Sehr geehrte Frau Fischer,
dieses Gesetz ist eine absolute Katastrophe, sowohl inhaltlich, als auch in der Art und Weise, wie es in Rekordzeit durchgepeitscht wurde. Ich möchte Sie nochmals inständig darum bitten, alles daran zu setzen, es aufzuhalten. Unser Gesundheitssystem ist eh schon am Limit - hier werden billigend Menschenleben aufs Spiel gesetzt.
Mit freundlichen Grüßen
Clara S.
Sehr geehrte Frau S.,
Ihre Kritik kann ich gut nachvollziehen. Wir Grüne haben das GKV-Beitragssatzstabilisierungsgesetz geschlossen abgelehnt, weil es die Finanzierungsprobleme unseres Gesundheitswesens nicht nachhaltig löst, sondern Einsparungen zulasten von Versicherten, Patient*innen und Beschäftigten vorsieht.
Das Gesetz ist inzwischen beschlossen und kann deshalb nicht mehr aufgehalten werden. Als Opposition werden wir seine Auswirkungen kritisch begleiten und uns weiter für Korrekturen einsetzen, wo sich Verschlechterungen zeigen.
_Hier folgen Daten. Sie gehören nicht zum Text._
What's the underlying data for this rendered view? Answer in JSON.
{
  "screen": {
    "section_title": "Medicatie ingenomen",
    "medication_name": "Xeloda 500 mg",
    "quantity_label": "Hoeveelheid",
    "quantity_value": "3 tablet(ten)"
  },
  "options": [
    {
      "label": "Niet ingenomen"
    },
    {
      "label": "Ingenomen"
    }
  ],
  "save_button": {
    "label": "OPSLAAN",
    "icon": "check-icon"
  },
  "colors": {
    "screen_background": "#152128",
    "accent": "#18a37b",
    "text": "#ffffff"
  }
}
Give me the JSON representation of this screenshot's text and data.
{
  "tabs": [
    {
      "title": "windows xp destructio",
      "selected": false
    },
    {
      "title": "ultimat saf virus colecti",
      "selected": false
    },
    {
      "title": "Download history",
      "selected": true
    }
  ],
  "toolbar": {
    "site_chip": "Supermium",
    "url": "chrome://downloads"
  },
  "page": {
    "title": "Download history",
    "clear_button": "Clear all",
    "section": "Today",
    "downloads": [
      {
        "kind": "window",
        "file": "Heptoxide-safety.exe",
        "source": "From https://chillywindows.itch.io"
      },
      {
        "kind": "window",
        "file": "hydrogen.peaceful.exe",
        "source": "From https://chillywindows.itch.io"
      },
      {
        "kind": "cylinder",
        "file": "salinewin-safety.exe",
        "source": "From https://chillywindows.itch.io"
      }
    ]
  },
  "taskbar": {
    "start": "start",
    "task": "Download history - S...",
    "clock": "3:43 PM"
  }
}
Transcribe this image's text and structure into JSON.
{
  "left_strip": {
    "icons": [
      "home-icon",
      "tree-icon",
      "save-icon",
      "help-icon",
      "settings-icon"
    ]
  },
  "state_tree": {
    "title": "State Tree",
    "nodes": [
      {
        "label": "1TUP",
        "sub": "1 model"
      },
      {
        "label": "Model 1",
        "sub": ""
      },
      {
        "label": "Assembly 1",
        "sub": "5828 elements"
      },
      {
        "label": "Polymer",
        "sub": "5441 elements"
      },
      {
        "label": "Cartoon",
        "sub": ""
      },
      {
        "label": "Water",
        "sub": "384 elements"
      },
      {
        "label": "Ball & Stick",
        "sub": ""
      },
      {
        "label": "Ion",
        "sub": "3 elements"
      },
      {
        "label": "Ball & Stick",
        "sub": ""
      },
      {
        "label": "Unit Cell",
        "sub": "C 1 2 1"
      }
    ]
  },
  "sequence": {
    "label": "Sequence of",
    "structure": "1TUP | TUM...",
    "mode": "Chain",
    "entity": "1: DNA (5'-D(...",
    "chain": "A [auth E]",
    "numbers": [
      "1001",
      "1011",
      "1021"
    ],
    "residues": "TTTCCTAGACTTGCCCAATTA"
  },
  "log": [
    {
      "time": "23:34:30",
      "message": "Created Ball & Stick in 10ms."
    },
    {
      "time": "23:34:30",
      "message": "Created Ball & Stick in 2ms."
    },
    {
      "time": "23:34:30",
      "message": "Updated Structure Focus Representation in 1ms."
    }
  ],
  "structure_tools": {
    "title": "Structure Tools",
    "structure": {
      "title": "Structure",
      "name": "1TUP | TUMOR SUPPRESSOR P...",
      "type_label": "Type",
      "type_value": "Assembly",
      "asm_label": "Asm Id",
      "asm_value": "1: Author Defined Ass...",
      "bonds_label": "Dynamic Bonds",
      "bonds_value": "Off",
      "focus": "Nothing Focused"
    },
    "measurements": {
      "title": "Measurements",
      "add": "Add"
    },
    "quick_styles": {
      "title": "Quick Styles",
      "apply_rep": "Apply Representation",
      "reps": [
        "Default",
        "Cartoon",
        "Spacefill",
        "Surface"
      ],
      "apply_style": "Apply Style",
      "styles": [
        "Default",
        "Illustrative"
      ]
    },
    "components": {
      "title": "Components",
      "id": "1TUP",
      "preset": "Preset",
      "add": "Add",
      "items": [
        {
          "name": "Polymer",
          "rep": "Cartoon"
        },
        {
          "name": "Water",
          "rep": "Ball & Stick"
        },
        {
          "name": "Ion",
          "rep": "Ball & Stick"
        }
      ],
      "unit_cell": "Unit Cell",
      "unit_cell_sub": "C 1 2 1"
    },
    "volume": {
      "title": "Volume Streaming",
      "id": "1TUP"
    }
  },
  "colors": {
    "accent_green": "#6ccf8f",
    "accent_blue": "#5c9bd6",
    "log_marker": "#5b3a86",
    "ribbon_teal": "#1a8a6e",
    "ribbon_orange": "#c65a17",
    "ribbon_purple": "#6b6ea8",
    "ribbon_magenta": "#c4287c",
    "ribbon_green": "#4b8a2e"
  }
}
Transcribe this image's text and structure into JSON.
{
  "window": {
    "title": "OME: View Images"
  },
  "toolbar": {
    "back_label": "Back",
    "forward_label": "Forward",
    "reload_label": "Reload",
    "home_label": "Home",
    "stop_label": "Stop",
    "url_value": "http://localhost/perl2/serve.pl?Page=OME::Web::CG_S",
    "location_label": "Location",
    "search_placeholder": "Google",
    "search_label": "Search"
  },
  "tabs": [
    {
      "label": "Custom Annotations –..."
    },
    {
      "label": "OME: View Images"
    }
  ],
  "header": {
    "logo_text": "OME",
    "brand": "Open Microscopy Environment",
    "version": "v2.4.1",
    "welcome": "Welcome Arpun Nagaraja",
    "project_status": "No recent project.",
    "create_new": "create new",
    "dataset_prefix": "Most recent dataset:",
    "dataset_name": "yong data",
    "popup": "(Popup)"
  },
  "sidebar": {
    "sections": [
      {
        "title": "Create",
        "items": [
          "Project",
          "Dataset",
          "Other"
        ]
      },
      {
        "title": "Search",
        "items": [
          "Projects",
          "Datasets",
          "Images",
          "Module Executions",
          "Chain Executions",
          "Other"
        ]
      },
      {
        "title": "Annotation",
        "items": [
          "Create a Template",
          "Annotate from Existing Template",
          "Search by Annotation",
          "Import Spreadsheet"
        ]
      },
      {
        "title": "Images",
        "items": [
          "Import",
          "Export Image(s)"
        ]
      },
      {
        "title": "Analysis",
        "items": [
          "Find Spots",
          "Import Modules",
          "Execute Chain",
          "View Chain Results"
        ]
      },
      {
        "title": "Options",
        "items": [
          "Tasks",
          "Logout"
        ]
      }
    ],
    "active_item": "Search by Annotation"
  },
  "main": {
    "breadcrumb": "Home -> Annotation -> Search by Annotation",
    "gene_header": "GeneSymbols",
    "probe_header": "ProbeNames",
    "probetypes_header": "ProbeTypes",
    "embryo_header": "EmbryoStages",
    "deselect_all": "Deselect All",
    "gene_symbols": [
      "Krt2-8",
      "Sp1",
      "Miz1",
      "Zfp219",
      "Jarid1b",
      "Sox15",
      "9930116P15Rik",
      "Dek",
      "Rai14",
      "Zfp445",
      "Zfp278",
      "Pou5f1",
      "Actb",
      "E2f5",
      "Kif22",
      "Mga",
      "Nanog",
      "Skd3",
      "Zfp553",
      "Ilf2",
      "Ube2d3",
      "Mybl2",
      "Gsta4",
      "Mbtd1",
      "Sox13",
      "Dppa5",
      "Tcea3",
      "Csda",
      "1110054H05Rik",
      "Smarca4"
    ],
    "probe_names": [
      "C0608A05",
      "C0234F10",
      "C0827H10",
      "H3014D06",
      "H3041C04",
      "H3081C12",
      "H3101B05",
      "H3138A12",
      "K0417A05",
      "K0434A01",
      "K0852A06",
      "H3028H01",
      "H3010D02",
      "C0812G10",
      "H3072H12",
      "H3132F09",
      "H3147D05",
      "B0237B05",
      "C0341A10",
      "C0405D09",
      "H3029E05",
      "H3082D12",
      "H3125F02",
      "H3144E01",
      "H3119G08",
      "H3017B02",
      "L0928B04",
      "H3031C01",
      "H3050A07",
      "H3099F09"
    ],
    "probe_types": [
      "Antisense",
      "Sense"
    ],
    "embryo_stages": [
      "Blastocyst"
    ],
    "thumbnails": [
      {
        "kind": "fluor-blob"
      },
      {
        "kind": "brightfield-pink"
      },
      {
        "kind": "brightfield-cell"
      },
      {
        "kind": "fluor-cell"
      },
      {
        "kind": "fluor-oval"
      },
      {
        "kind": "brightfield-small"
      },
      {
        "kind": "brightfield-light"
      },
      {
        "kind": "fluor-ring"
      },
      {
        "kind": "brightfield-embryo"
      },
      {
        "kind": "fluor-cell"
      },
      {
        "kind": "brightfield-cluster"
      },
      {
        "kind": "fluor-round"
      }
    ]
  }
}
Dabei bleibt es aber nicht bei Kritik: Wir haben im Bundestag eigene Vorschläge für eine nachhaltige Finanzierung der gesetzlichen Krankenversicherung eingebracht. Statt kurzfristiger Sparpolitik zulasten der Versorgung braucht es strukturelle Reformen und eine solidarische Finanzierung. Informationen dazu finden Sie in unserem Antrag und der Plenardebatte: www.bundestag.de/dokumente/textarchiv/2026/kw28-de-gkv-1184352?utm_source=chatgpt.com
Ich bin überzeugt: Gesundheit und Pflege brauchen keine Sparpolitik auf dem Rücken der Betroffenen, sondern tragfähige Strukturreformen, die Versorgung und Qualität sichern sowie eine nachhaltige und gerechte Finanzierung.